Novartis, manufacturers of remibrutinib (Rhapsido), announced the launch of a US-based phase 3b clinical trial for the evaluation of early efficacy and safety of oral remibrutinib compared to injectable dupilumab in adults with chronic spontaneous urticaria (CSU) inadequately controlled by second-generation H1-antihistamines (H₁-AH).

According to a poster outlining the study design, RECLAIM study will randomize approximately 400 patients across 130 US sites to receive either remibrutinib or dupilumab, both as add-ons to standard H₁-AH therapy. Recently-approved remibrutinib has shown efficacy in prior trials (REMIX-1 and REMIX-2) at week 12 versus placebo. Dupilumab, an anti–IL-4 receptor alpha antagonist, is also approved for CSU in patients aged ≥12 years with persistent symptoms despite H₁-AH therapy.

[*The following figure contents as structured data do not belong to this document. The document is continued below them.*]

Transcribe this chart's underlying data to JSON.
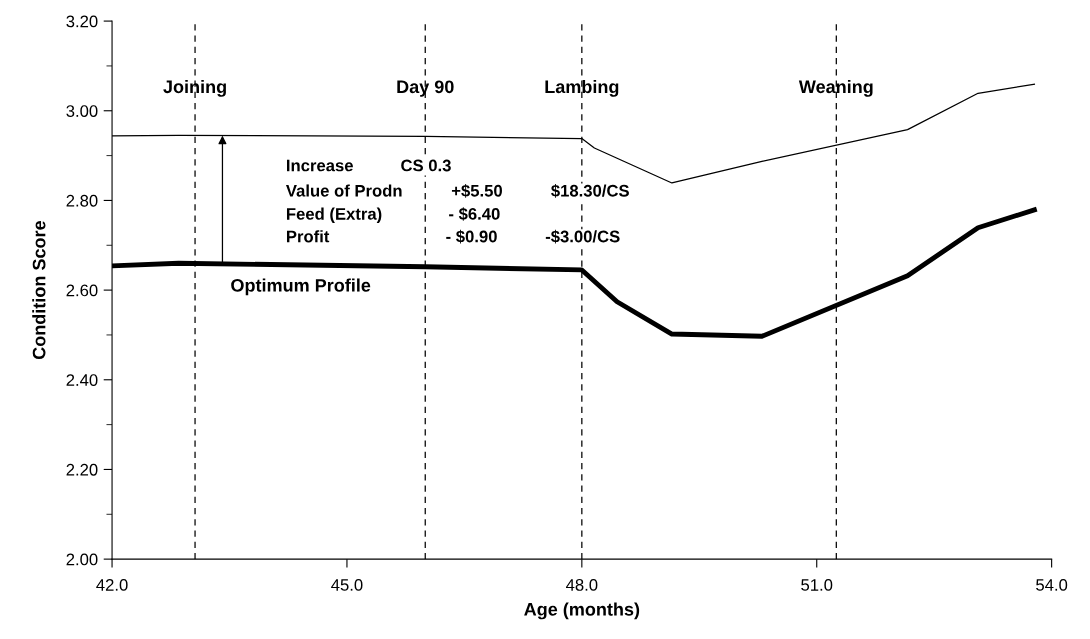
{
  "chart_data": {
    "type": "line",
    "xlabel": "Age (months)",
    "ylabel": "Condition Score",
    "xlim": [
      42,
      54
    ],
    "ylim": [
      2.0,
      3.2
    ],
    "xticks": [
      {
        "value": 42,
        "label": "42.0"
      },
      {
        "value": 45,
        "label": "45.0"
      },
      {
        "value": 48,
        "label": "48.0"
      },
      {
        "value": 51,
        "label": "51.0"
      },
      {
        "value": 54,
        "label": "54.0"
      }
    ],
    "yticks": [
      {
        "value": 2.0,
        "label": "2.00"
      },
      {
        "value": 2.2,
        "label": "2.20"
      },
      {
        "value": 2.4,
        "label": "2.40"
      },
      {
        "value": 2.6,
        "label": "2.60"
      },
      {
        "value": 2.8,
        "label": "2.80"
      },
      {
        "value": 3.0,
        "label": "3.00"
      },
      {
        "value": 3.2,
        "label": "3.20"
      }
    ],
    "series": [
      {
        "name": "Optimum Profile",
        "color": "#000000",
        "x": [
          42.0,
          42.85,
          46.0,
          48.0,
          48.45,
          49.15,
          50.3,
          52.16,
          53.06,
          53.78
        ],
        "values": [
          2.654,
          2.66,
          2.652,
          2.645,
          2.574,
          2.502,
          2.497,
          2.632,
          2.739,
          2.779
        ]
      },
      {
        "color": "#000000",
        "x": [
          42.0,
          42.85,
          46.0,
          48.0,
          48.16,
          49.15,
          50.3,
          52.16,
          53.06,
          53.78
        ],
        "values": [
          2.944,
          2.945,
          2.943,
          2.938,
          2.917,
          2.839,
          2.887,
          2.958,
          3.039,
          3.059
        ]
      }
    ],
    "ref_lines": [
      {
        "axis": "x",
        "value": 43.06,
        "label": "Joining",
        "color": "#000000",
        "line_style": "dashed"
      },
      {
        "axis": "x",
        "value": 46.0,
        "label": "Day 90",
        "color": "#000000",
        "line_style": "dashed"
      },
      {
        "axis": "x",
        "value": 48.0,
        "label": "Lambing",
        "color": "#000000",
        "line_style": "dashed"
      },
      {
        "axis": "x",
        "value": 51.25,
        "label": "Weaning",
        "color": "#000000",
        "line_style": "dashed"
      }
    ],
    "annotations": [
      "Increase",
      "CS 0.3",
      "Value of Prodn",
      "+$5.50",
      "$18.30/CS",
      "Feed (Extra)",
      "- $6.40",
      "Profit",
      "- $0.90",
      "-$3.00/CS"
    ],
    "grid": false,
    "marker": "none",
    "line_style": "solid"
  }
}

RECLAIM is designed as a double-blind, double-dummy trial with a 12-week treatment phase followed by a 12-week safety follow-up. The primary endpoint is the change in Urticaria Activity Score over 7 days (UAS7) from baseline to week 4, secondary endpoints including change in UAS7 at week 1, and proportions of patients achieving well-controlled disease (UAS7 ≤6) or complete symptom resolution (UAS7 = 0) by week 4. Study enrollment began in July 2025 and is expected to conclude in 2027, with interim analysis planned once all patients complete week 12 or discontinue early. Patients with prior use of BTK inhibitors or dupilumab are excluded, as are those with other chronic urticarias or comorbidities affecting outcomes.

“The results of this phase 3b study will evaluate the efficacy and safety of remibrutinib vs dupilumab in patients with CSU who remain symptomatic despite treatment with second-generation H1-AH and will provide further evidence on the early efficacy and safety of remibrutinib in CSU, compared with dupilumab," the authors wrote in the study poster, presented at ACAAI 2025.

Source: Yosipovich G, et al. Efficacy Of Remibrutinib Versus Dupilumab In Chronic Spontaneous Urticaria: US Phase 3b Study Design (RECLAIM). Presented at the American College of Allergy, Asthma & Immunology (ACAAI) Annual Meeting, Orlando, held November 6 to 10, 2025.